Probability: Find the probability of an event given that another event *might* occur

Question

To my understanding, $P(A|B)$ is the probability of A given that B has already occur (or we know will occur): $P(A|B) = P(A \cap B) / P(B)$

What confuses me a lot is how to update the probability of A given that I know the value of $P(A|B)$ and also that B might occur with a probability $P_B$ but has not happened yet.

For example:

Let's say Bob enters a store to pick a movie. Initially, the chances of Bob choosing a movie are $\{\beta_1,...\beta_n\}$ for the all the $\{m_1,...m_n\}$ movies in the store. Then, he see his friend Anne also choosing a movie. Since Bob wants to see a movie with Anne, the chances that Bob accepts to see the move Anne chooses are known to be higher ($P(A_m|B_m)$ isn't?). However if Anne chooses a very bad movie, Bob will still take a different one.
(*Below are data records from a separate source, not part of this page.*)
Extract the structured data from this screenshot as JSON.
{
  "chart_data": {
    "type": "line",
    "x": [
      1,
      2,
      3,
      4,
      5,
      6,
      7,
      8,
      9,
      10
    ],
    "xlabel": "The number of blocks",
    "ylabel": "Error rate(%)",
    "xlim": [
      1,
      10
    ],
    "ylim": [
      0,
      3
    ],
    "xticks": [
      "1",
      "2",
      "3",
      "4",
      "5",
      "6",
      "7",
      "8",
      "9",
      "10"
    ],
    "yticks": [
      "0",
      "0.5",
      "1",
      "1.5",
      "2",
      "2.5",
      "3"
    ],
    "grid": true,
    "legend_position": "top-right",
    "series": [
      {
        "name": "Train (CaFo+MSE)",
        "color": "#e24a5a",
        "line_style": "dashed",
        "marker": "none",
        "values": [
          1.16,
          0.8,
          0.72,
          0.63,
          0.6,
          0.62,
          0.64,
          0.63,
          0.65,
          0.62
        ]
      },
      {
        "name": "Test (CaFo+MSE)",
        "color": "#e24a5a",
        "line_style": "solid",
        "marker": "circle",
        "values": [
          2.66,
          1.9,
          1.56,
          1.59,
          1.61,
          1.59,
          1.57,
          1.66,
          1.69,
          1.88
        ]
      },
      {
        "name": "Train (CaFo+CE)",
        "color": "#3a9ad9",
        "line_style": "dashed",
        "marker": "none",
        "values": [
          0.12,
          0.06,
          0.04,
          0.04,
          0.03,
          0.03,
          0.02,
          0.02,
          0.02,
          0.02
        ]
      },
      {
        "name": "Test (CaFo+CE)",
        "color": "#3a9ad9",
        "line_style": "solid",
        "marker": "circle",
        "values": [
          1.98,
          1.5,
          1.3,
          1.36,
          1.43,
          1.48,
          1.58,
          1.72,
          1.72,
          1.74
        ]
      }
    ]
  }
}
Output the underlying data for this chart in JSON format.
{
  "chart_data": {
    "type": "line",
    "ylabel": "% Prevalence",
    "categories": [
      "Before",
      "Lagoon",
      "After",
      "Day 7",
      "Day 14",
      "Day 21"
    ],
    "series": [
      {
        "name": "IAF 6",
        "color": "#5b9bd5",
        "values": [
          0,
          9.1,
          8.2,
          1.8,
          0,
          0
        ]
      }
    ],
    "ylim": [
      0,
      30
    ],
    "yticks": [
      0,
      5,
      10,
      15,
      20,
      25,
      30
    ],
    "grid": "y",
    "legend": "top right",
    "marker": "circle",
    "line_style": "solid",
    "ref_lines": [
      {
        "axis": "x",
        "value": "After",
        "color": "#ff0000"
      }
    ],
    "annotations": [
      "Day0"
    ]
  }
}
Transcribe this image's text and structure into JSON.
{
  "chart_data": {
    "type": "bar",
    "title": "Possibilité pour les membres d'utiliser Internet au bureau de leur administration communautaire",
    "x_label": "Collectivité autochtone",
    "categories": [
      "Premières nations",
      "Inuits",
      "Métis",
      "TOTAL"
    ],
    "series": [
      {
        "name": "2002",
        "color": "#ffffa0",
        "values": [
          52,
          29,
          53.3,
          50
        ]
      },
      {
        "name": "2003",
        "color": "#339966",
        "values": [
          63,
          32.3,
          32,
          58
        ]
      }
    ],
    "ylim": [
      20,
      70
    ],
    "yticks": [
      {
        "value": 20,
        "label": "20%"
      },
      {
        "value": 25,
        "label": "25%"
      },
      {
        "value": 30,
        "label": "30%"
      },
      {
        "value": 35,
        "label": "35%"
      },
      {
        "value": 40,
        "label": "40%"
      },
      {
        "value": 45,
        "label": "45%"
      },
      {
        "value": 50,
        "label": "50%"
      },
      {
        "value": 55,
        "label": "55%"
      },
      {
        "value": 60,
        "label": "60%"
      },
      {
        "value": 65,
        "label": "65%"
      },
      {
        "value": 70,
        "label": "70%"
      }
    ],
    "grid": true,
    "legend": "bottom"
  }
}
The chances of Anne choosing a movie from the store are $\{\alpha_1,...\alpha_n\}$ for the all the $\{m_1,...m_n\}$ movies in the store.

The question is what are the chances of Bob picking a given movie $m$ after seeing Anne but before knowing which movie Anne will choose?

Answer 1

the fact that you (the mathematician) know the probability for event $B$ should not affect the probability of event $A$. $P(B)$ is a certain real, whether or not this value has been computed has no effect on $P(A)$.